Analyzing the performance metrics of the Random Forest-based model:
* Class 0: Malignant tumor
* Class 1: Benign tumor

### Precision
- **Class 0**: 0.95. This means that 95% of the time the model predicts class 0, it is correct.
- **Class 1**: 0.96. 96% of the time the model predicts class 1, it is correct.
- High precision in both classes suggests the model is effective at minimizing false positives.

### Recall (Sensitivity)
- **Class 0**: 0.93. Of all actual instances of class 0, the model correctly identifies them 93% of the time.
- **Class 1**: 0.97. The model correctly identifies 97% of all actual instances of class 1.
- High recall indicates the model is good at identifying positive classes.

### F1-Score
- **Class 0**: 0.94. It is a balance between precision and recall for class 0.
- **Class 1**: 0.97. It is a balance between precision and recall for class 1.
- F1-Score is especially useful in situations where a balance between precision and recall is important. A high value in both classes indicates a good balance.

### Support
- **Class 0**: 43. There are 43 instances of class 0 in the dataset.
- **Class 1**: 71. There are 71 instances of class 1.
- Support indicates the number of actual occurrences of each class in the test dataset.

### Overall Accuracy
- 0.96. The model correctly classified 96% of all instances.

### Macro Avg and Weighted Avg
- **Macro Avg**: Computes the arithmetic mean of the metrics for each class, treating all classes equally. For this model, the macro averages for precision, recall, and f1-score are 0.96, 0.95, and 0.95 respectively.
- **Weighted Avg**: Computes the weighted average of the metrics, considering the support (number of instances) for each class. The weighted averages for precision, recall, and f1-score are 0.96.

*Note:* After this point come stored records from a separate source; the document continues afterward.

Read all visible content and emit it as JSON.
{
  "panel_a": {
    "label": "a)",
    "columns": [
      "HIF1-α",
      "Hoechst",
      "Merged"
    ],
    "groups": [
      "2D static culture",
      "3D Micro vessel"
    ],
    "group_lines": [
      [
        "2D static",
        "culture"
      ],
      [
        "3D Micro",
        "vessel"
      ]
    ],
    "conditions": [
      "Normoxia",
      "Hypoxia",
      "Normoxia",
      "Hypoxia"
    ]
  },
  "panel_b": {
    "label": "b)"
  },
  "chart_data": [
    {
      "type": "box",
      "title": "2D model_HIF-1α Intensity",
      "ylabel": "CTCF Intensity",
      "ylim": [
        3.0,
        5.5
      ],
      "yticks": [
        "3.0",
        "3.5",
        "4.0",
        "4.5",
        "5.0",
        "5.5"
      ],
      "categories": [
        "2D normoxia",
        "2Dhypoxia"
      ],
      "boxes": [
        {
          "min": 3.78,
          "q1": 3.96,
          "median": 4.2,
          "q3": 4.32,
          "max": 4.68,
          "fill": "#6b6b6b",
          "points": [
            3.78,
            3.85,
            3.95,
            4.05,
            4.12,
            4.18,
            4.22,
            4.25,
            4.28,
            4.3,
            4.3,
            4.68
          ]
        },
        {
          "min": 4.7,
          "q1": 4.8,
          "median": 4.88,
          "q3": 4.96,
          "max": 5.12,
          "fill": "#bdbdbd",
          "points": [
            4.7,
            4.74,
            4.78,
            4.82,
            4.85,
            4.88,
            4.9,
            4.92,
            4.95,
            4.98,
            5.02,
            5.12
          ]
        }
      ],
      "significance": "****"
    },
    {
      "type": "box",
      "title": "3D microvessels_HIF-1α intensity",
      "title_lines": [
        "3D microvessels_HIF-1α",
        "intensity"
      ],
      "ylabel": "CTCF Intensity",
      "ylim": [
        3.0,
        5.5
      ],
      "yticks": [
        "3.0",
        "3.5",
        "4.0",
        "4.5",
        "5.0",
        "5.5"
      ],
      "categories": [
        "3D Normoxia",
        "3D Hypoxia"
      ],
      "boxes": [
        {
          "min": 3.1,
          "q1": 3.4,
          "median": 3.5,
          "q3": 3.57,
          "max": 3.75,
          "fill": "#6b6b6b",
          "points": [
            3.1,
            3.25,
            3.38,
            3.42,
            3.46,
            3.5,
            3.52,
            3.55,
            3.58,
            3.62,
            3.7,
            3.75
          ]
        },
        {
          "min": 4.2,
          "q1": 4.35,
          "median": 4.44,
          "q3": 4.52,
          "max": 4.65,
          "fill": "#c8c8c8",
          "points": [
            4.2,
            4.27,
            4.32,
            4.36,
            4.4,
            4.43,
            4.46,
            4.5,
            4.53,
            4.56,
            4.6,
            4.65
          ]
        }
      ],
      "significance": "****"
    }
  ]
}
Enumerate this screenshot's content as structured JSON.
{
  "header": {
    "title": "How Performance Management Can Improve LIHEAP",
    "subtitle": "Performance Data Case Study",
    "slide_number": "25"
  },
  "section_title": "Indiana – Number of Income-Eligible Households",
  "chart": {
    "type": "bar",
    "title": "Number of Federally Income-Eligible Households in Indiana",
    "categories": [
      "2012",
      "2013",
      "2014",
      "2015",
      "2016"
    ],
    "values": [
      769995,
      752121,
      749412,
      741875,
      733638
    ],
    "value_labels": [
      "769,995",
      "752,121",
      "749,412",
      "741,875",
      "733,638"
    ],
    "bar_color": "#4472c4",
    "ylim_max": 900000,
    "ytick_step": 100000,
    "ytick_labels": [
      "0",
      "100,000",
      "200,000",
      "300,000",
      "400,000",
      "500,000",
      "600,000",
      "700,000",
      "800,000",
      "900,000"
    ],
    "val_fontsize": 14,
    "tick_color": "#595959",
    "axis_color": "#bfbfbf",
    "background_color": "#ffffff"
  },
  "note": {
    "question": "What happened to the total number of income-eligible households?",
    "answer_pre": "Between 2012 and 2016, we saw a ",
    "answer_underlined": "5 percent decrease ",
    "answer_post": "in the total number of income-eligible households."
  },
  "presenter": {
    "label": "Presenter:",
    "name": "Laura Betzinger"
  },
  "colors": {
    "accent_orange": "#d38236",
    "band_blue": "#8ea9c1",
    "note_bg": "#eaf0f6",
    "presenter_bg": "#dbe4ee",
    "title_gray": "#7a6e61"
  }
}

### General Interpretation
The model demonstrates high performance across all metrics for both classes, indicating effectiveness in correctly identifying classes (high recall) and minimizing false positives (high precision). The high f1-score in both classes suggests a good balance between precision and recall. The overall accuracy is also high, meaning the model is very efficient in correctly classifying instances overall. However, it is always essential to consider the application context of the model, as in some cases, the cost of false positives or false negatives could be critical and require a more nuanced approach than suggested by a high overall accuracy.